La fortaleza institucional del Banco Central y del Ministerio de Economía ha sido el principal escudo de la economía peruana frente a la volatilidad política, pero ninguna institución técnica puede sustituir indefinidamente la falta de liderazgo político estable.

¿Qué viene para la economía peruana?

Los organismos multilaterales han mantenido proyecciones moderadamente optimistas para la economía peruana, sustentadas en los fundamentos macroeconómicos del país: niveles de deuda pública relativamente bajos, reservas internacionales sólidas y un marco de política monetaria creíble.

No obstante, el potencial de crecimiento de Perú sigue sin realizarse plenamente. El país tiene una brecha significativa en infraestructura, necesita reformas en educación y salud, y enfrenta desafíos de formalización laboral que requieren consensos políticos sostenidos. Cada crisis de gobierno aleja la posibilidad de abordar estas agendas estructurales.

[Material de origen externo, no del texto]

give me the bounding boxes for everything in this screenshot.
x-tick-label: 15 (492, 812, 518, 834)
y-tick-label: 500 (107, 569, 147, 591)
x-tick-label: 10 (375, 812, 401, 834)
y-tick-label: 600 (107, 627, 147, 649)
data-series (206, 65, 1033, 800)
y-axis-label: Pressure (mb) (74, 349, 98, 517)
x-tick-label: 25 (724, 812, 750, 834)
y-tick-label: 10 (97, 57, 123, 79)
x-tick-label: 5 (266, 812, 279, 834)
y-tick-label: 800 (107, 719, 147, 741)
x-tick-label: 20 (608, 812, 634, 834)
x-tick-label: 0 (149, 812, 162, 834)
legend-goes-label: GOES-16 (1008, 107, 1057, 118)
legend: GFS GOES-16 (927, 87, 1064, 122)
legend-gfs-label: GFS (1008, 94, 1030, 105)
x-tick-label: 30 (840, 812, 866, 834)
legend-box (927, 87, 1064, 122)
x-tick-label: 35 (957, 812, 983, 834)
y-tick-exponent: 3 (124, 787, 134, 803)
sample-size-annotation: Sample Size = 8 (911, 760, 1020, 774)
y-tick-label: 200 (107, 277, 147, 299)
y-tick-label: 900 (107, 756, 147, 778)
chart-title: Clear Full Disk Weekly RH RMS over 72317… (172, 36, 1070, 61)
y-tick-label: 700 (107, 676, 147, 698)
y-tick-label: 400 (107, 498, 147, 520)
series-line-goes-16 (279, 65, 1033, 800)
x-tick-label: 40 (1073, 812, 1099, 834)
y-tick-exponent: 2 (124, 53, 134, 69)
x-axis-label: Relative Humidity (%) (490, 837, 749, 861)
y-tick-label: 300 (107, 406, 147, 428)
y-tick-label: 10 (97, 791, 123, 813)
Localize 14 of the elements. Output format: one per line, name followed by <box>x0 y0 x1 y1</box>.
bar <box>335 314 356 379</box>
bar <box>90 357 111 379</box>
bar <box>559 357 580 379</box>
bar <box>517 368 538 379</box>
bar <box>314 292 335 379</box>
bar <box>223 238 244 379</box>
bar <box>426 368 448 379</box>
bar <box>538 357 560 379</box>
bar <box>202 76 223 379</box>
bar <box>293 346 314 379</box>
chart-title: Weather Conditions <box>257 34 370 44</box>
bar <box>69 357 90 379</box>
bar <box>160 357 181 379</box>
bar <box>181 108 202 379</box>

El sector empresarial peruano, acostumbrado a operar en entornos de incertidumbre, probablemente mantendrá una postura cautelosa en sus planes de inversión. Las grandes decisiones de capital quedarán en pausa hasta que se clarifique el panorama político. Mientras tanto, la economía seguirá dependiendo de los precios internacionales de los metales y de la inercia de un sector privado que ha aprendido a navegar en aguas turbulentas.

La destitución de José Jerí es, en definitiva, un recordatorio de que la estabilidad política no es un lujo sino un insumo económico fundamental. Sin ella, incluso las economías con buenos fundamentos macroeconómicos terminan operando muy por debajo de su potencial.